All’indomani del lockdown, mentre la pandemia di covid ancora imperversa in tutto il mondo, l’interconnessione fra tutti gli elementi naturali, le persone e le cose raccontata da una polifonia di voci e immagini in Living in the Future’s Past di Susan Kucera – questi giorni in programma alla dodicesima edizione di SiciliAmbiente Film Festival di San Vito Lo Capo, che si conclude oggi – assume una risonanza nuova e ancora più attuale rispetto all’anno (il 2018) in cui il film è stato realizzato.

NARRATO da Jeff Bridges, e con il contributo di decine di scienziati, fisici, astronauti, attivisti ambientali, il documentario è un monito sul futuro del nostro pianeta che in gran parte scarta dal classico immaginario di devastazione di film del genere: i ghiacci che si sciolgono, le cappe di smog sopra le metropoli globali, gli animali scheletrici. Ma sceglie invece di raccontare appunto come tutto sia interconnesso, dal nostro stile di vita nel mondo occidentale dove l’immediata disponibilità di qualunque bene di consumo «cancella» tutto il lavoro – e l’impatto sull’ambiente – che c’è dietro, all’impossibilità delle creature viventi di adattarsi in termini evolutivi a un cambiamento, quello climatico, troppo veloce perché le leggi dell’evoluzione della specie possano trovare una strategia di sopravvivenza.

Nonostante la parsimonia di immagini «punitive» per lo spettatore la sensazione è di trovarsi in un’apocalisse già compiuta, rispetto alla quale all’essere umano spetta il compito di cambiare la prospettiva sul suo posto nel mondo che ha sinora «dominato», ancor prima che aspettare una soluzione offerta dalla scienza a un meccanismo che ha ormai assunto una velocità incontrollabile. Un «superorganismo» umano e tecnologico messo in moto dalle azioni di miliardi di persone da cui possono nascere eventi imprevedibili e potenzialmente catastrofici.

Catastrofe che in un altro film presentato a SiciliAmbiente, Stalking Chernobyl: Exploration after Apocalypse di Iara Lee assume la forma dell’apocalisse avverata: sono le immagini di Pripyat, la cittadina dell’Ucraina distante 2 km dalla centrale nucleare, evacuata all’indomani dell’incidente del 26 aprile 1986 – nella convinzione degli abitanti che sarebbero «tornati dopo pochi giorni» – e rimasta da allora una città fantasma. Gli ex abitanti pensano Pripyat con nostalgia («ci inebriava il profumo delle rose»): la città era perfino oggetto di documentari tesi a dimostrare come scienza, esseri umani e natura potessero convivere pacificamente in una sorta di sogno avverato dell’umano progresso.

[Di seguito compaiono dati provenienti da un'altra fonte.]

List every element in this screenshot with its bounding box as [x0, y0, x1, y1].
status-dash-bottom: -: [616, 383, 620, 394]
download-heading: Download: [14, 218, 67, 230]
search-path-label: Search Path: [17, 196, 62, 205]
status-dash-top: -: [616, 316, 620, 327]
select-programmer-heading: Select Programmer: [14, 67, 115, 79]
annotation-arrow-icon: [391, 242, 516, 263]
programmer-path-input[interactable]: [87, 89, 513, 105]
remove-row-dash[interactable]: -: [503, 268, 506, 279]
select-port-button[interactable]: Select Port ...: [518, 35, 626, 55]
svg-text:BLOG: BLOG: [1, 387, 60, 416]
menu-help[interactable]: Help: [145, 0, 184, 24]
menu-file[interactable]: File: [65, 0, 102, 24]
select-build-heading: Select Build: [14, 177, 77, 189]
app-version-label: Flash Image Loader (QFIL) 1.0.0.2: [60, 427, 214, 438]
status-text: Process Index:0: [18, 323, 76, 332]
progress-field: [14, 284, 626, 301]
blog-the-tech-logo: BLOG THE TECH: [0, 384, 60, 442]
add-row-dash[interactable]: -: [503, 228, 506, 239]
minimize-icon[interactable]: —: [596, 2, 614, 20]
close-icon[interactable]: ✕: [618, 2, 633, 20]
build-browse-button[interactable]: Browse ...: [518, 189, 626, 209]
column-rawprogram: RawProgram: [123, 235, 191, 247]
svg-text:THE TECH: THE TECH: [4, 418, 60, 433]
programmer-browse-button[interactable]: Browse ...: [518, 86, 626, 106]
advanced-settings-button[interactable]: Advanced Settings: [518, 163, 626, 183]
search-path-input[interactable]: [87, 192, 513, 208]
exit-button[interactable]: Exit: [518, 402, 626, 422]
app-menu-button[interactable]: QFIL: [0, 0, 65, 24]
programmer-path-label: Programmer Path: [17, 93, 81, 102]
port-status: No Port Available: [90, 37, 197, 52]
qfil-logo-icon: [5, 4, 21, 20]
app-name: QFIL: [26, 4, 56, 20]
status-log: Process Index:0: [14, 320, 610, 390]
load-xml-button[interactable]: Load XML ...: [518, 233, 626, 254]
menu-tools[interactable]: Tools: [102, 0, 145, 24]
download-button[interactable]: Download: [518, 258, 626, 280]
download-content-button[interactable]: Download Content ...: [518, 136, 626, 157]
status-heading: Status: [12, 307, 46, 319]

OGGI, a Pripyat, nonostante tutto proprio la natura ha ripreso il sopravvento, e il documentario di Lee si concentra su un fenomeno esploso nell’ultimo ventennio: il turismo dell’apocalisse. Pripyat è la meta turistica più popolare dell’Ucraina, visitata ogni anno da viaggiatori di tutto il mondo che, con guide esperte, seguono dei tracciati sicuri all’interno della città. Ma esiste anche un altro tipo di turismo: quello nella zona di alienazione, l’area sorvegliata e inaccessibile dove il fall-out nucleare comporta ancora un grave rischio per la salute. Un movimento crescente di persone visita Pripyat, spesso più volte nel corso degli anni, proprio per violare i suoi confini invisibili: si chiamano stalker come nel film di Tarkovskij – ma il «mistero» racchiuso dalla Zona non è qui che la superficie sottile di una ricerca in fondo non dissimile dal turismo massificato del tutto indifferente al luogo che si visita – come dimostrano le foto delle case abbandonate di Pripyat in cui le cose lasciate dagli abitanti più di 34 anni fa vengono spostate, cambiate (o ne vengono perfino aggiunte di nuove) a uso e consumo di foto ad alto tasso di like.

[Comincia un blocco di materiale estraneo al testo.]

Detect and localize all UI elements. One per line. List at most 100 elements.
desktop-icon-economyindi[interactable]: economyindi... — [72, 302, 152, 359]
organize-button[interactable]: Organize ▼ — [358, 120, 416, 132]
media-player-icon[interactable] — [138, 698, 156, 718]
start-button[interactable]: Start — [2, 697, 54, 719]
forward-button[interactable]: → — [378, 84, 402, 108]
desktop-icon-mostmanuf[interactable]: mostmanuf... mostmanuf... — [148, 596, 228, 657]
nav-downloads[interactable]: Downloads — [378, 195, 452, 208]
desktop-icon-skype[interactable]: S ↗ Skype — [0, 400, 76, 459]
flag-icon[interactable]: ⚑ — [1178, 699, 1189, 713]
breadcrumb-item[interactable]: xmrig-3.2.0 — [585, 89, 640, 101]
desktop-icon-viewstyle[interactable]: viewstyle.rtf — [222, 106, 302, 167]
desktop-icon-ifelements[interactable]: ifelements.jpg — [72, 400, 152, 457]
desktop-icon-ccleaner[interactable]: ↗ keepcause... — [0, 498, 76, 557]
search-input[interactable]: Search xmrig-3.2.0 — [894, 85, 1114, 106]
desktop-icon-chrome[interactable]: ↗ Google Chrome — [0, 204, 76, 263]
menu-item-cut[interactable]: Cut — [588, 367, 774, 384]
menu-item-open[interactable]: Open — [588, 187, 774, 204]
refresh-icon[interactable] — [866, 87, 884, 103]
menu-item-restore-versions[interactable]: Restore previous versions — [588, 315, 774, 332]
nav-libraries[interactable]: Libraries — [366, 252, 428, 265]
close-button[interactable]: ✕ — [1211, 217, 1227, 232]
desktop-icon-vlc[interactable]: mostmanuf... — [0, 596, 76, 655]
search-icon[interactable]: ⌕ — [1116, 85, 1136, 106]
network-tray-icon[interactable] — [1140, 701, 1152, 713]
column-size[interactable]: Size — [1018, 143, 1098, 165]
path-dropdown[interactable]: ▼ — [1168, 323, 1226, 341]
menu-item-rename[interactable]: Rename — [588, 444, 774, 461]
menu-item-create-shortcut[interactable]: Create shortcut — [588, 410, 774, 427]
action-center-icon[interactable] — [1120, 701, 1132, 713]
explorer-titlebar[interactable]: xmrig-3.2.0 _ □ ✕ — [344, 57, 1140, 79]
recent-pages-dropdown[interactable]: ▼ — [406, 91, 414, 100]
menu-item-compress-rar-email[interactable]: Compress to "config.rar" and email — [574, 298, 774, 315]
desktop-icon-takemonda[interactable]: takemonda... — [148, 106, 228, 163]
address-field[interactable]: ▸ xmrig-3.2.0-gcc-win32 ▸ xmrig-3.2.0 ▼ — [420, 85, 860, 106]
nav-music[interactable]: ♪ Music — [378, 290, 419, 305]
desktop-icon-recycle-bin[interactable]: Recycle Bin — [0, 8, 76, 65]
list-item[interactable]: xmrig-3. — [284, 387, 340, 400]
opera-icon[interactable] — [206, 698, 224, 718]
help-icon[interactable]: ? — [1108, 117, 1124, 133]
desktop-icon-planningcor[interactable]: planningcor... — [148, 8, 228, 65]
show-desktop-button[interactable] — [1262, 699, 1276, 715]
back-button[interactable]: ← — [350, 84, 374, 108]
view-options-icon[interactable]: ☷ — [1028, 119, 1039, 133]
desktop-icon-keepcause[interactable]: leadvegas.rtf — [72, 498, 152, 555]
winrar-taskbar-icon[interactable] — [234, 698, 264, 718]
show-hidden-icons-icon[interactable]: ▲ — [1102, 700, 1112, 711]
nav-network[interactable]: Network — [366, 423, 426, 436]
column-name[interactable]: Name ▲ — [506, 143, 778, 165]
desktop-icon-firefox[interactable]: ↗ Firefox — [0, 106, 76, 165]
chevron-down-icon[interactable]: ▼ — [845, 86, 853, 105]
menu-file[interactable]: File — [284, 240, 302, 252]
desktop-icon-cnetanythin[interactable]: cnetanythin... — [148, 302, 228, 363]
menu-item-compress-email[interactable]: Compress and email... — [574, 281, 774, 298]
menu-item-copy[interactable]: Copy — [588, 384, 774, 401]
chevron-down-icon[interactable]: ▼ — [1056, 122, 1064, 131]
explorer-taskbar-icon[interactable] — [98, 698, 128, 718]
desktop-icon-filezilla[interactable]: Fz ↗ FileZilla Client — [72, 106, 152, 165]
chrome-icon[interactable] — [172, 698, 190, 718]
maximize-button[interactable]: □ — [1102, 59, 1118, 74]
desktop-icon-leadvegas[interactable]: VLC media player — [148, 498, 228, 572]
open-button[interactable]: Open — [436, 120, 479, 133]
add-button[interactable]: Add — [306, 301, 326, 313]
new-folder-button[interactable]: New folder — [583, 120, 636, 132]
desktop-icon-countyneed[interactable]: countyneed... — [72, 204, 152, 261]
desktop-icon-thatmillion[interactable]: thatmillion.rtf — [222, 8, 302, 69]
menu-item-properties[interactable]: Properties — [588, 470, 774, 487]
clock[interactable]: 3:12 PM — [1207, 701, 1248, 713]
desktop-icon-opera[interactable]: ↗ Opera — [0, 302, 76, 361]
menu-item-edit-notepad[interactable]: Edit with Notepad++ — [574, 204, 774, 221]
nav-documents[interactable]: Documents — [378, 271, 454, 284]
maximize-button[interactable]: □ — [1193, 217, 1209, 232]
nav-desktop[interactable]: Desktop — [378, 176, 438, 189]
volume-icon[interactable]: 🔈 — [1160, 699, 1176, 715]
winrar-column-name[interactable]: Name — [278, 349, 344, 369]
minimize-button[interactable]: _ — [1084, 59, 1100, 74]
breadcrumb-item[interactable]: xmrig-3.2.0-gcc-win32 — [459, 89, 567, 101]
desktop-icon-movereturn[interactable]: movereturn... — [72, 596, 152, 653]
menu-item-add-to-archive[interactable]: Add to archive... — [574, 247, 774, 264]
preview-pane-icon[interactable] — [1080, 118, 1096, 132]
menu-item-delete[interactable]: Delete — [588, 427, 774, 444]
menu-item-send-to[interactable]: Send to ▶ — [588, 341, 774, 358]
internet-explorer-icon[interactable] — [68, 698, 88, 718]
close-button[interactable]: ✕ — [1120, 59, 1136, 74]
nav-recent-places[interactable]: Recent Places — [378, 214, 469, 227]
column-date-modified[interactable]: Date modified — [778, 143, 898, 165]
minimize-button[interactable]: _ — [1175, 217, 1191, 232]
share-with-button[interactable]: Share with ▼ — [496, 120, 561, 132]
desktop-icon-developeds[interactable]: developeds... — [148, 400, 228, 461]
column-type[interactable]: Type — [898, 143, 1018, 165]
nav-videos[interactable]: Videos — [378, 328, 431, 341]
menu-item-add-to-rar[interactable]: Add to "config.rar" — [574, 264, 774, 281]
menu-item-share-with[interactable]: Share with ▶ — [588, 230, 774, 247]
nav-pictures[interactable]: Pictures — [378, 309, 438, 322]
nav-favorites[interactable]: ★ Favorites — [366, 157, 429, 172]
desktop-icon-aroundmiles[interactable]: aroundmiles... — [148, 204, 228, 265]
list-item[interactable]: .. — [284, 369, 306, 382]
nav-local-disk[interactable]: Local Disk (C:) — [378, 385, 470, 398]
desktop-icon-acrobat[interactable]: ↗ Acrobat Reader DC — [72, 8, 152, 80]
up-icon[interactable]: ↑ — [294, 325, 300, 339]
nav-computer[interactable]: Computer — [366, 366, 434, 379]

LA «SCELTA» degli stalker è molto diversa da quella degli abitanti dell’isola scozzese di Canna, sperduta nell’oceano atlantico a due ore di traghetto dalla terraferma. Li racconta – quasi uno a uno dato che ad oggi sono meno di 20 – il documentario di Martin Telser: Until we Return. Nessuno di loro è nativo dell’isola: l’hanno raggiunta in cerca di una nuova vita, nella speranza di coltivare una modalità diversa di comunità. Ma come dimostra la sequenza iniziale, in cui la postina di Canna raccoglie i pacchi che arrivano due volte a settimana insieme ai rifornimenti dalla terraferma, i pacchi di Amazon approdano lo stesso sull’isola sperduta – in un organismo ormai irrevocabilmente interconnesso anche per chi si rifugia ai confini del mondo.